A hero of democracy finally got his due.
The Board of Elections honored poll coordinator Stanley Denker this week for remaining at work on Election Day even after he was mugged and brutally assaulted on his way to a Greenpoint polling site that morning.
Denker, 73, received a Proclamation for Extraordinary Service on Tuesday, telling assembled reporters that he experienced “a lot of pain” from the episode.
“As you can see right now, even my cheek is still swollen and eyes are still swollen,” said Denker. “But the pain of not being there, especially with a very important election for governor, would be reflected back to the Board of Elections. That pain would have been greater.”
You decide: On Nov. 2 at 5:20 am, two thugs viciously grabbed Denker as he turned the corner at Calyer and Leonard streets on his way toward the McGuinness Senior Center polling site.
One perp put Denker in a headlock while the other looked for his wallet — but the thug began punching Denker in the face when he couldn’t quickly find the billfold.
The perps fled when a coworker screamed, leaving Denker, dribbling blood on his jacket and election forms, on the sidewalk.
When an ambulance came a few minutes later, a medic patched him up and police urged Denker to go home, but he refused, heading to the polls for a 14-hour shift until voting ended at 9 pm.

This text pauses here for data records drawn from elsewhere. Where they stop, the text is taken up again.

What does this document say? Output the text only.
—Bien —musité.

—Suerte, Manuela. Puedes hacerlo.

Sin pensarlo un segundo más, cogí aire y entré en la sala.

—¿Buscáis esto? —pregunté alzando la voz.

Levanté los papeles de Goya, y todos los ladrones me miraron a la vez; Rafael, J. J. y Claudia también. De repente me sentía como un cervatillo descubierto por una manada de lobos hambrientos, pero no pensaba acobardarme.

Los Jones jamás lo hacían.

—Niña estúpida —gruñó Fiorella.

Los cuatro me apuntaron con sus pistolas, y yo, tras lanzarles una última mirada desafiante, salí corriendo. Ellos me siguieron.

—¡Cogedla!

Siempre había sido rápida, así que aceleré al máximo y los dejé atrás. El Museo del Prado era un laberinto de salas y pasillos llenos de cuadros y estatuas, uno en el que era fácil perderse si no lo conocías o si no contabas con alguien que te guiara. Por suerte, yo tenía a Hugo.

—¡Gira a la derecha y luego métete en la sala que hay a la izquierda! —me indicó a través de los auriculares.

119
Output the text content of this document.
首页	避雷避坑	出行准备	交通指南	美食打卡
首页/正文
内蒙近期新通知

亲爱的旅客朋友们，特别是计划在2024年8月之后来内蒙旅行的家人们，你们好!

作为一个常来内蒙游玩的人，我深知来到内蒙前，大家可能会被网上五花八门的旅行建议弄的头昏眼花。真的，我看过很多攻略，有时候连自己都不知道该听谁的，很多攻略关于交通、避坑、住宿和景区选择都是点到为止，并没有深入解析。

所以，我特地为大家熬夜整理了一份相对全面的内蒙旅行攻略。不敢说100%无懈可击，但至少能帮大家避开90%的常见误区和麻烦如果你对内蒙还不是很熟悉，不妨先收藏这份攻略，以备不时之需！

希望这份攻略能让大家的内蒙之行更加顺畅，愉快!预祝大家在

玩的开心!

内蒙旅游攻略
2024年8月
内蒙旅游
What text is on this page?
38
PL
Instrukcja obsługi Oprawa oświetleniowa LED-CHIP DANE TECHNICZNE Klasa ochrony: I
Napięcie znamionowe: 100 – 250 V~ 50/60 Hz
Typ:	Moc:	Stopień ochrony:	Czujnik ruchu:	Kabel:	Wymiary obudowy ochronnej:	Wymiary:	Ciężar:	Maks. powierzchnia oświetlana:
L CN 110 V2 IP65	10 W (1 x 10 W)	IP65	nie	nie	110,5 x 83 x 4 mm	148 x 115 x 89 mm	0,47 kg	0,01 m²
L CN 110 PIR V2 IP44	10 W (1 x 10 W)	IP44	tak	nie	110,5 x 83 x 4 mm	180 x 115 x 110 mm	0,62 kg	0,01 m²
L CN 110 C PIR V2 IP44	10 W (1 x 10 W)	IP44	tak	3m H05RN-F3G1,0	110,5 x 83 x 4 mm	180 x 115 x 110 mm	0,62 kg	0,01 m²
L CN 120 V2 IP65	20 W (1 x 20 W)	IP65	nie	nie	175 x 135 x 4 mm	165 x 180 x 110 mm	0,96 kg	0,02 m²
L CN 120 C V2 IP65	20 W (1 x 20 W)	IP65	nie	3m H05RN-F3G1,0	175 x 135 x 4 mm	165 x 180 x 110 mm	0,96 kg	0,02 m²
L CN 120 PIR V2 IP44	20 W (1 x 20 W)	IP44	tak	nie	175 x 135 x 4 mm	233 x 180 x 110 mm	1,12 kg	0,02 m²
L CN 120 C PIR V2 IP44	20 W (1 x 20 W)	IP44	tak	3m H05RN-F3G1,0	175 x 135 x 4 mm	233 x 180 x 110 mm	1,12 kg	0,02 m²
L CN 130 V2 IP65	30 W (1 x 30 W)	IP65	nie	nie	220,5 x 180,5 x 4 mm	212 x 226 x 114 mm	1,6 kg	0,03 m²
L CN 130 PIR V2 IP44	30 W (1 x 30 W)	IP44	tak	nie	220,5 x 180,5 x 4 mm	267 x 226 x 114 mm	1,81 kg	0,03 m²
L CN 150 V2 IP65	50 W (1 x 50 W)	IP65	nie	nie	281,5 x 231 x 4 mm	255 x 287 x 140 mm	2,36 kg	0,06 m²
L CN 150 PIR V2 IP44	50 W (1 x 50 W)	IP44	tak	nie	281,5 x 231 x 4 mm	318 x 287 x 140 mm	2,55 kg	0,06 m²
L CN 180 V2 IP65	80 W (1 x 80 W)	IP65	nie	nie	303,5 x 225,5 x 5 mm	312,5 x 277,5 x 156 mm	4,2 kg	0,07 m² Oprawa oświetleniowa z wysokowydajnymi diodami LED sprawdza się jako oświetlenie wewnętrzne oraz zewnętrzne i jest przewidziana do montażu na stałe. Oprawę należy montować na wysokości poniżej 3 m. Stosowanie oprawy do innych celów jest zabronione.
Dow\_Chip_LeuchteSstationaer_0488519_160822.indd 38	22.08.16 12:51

Board of Elections President Julie Dent said that the board chose to honor Denker because of his extraordinary commitment.
“He put democracy and voters ahead of his own self by continuing to work after he was mugged and beaten,” said Dent. “He did a wonderful job.”
The heroism also earned Denker the front page of last week’s Williamsburg Courier — and an important footnote in the ongoing history of American democracy.